Annual Zoo Boo set for this weekend
By Shondiin Silversmith
WINDOW ROCK, Oct. 24, 2013
"Last year we had nice well carved pumpkins, so it gave us the idea to make it more than just an activity -- we made it a contest," said the Navajo Nation Zoo's zoologist David Mikesic, adding that they will be handing out a total of 100 pumpkins at the event for people to carve.
The 5th annual Zoo Boo is schedule for this Saturday, Oct. 26 from 9 a.m. to 5 p.m. at the Navajo Nation Zoo in Window Rock.
In addition to the pumpkin carving contest, there will also be the costume contest, which has drawn the most people to the annual event.
Kids and adults alike can enter in up to seven different categories.
"The biggest thing that the Navajo Nation Zoo does every Halloween is we host a very large fun free safe event, and the big thing that draws the crowd is our costume contest," Mikesic said, adding that the costume contest seems to be the highlight of the day as judges take on between 200 to 300 contestants in various categories, including cutest baby.
"In addition to that we basically try to set the zoo up to be a place where someone can come and spend the whole day doing a variety of things," Mikesic said, adding that they will have various activities to entertain kids and families.
Families will also be able to take photos with their costumes at a photo booth and receive a free 4-by-7 picture.
There also will be an arts-and-crafts table set up where young visitors can make keys chains and other small crafts to take home.
Kids will also get Halloween-themed coloring pages and can make their own Halloween mask.
A temporary tattoo station will also be set up.
The inflatable slide and jump house will also be set up for the young kids to enjoy, Mikesic said.
"There is not a lot of free fun activity here in Window Rock," Mikesic said.
"As far as I know, we're one of the few this Halloween, and it's basically an opportunity to bring the family to enjoy the zoo and see the all the animals."
Mikesic said Zoo Boo has been very popular every Halloween, which is evident from last year's numbers.

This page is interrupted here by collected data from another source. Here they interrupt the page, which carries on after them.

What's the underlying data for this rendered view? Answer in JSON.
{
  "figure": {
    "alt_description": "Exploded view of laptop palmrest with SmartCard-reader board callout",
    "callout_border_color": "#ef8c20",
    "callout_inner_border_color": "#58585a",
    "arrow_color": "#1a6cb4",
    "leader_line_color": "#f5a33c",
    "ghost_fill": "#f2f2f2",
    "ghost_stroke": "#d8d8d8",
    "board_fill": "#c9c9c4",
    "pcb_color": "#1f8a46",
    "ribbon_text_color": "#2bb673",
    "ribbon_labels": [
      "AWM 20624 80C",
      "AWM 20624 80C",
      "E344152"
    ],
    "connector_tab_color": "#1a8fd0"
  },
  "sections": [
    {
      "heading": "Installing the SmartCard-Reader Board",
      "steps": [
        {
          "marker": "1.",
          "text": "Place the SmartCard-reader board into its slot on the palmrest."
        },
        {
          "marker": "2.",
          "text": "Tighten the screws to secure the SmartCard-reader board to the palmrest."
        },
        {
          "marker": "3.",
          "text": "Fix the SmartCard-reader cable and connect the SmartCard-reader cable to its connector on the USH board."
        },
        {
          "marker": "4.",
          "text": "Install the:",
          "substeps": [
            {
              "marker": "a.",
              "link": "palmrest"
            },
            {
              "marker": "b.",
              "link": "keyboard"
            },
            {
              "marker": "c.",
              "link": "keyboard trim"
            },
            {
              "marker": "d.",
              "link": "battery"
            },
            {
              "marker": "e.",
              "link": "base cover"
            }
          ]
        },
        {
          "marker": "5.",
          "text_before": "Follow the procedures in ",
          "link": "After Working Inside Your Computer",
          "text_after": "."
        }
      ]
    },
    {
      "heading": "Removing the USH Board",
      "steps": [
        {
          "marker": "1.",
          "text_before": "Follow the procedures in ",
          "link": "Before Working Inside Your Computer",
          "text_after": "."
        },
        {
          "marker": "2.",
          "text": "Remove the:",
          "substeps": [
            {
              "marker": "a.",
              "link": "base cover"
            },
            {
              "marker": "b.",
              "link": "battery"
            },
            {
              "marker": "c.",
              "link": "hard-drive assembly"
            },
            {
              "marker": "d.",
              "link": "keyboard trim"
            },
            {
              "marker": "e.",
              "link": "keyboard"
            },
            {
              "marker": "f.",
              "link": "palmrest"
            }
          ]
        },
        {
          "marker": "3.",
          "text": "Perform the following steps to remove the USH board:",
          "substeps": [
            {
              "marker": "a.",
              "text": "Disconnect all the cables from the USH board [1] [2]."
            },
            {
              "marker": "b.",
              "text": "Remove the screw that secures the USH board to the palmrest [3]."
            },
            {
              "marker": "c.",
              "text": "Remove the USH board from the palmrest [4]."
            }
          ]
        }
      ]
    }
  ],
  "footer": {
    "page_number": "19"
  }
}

The zoo hosted almost three thousand people from 9 a.m. to 5 p.m. "The nice thing about it is it gives recognition for the zoo's existence, the Navajo zoo is the only zoo in the nation that is owned and operated by a tribe," Mikesic said.
"People should take pride in it, it's a Navajo Nation zoo, it's a feature not all tribes have."
"It's also a time where people can appreciate their local wildlife. It's not every day you see a mountain lion or a bear 20 feet away," Mikesic added. "Some of these animals are rarely seen by people on the Navajo Nation."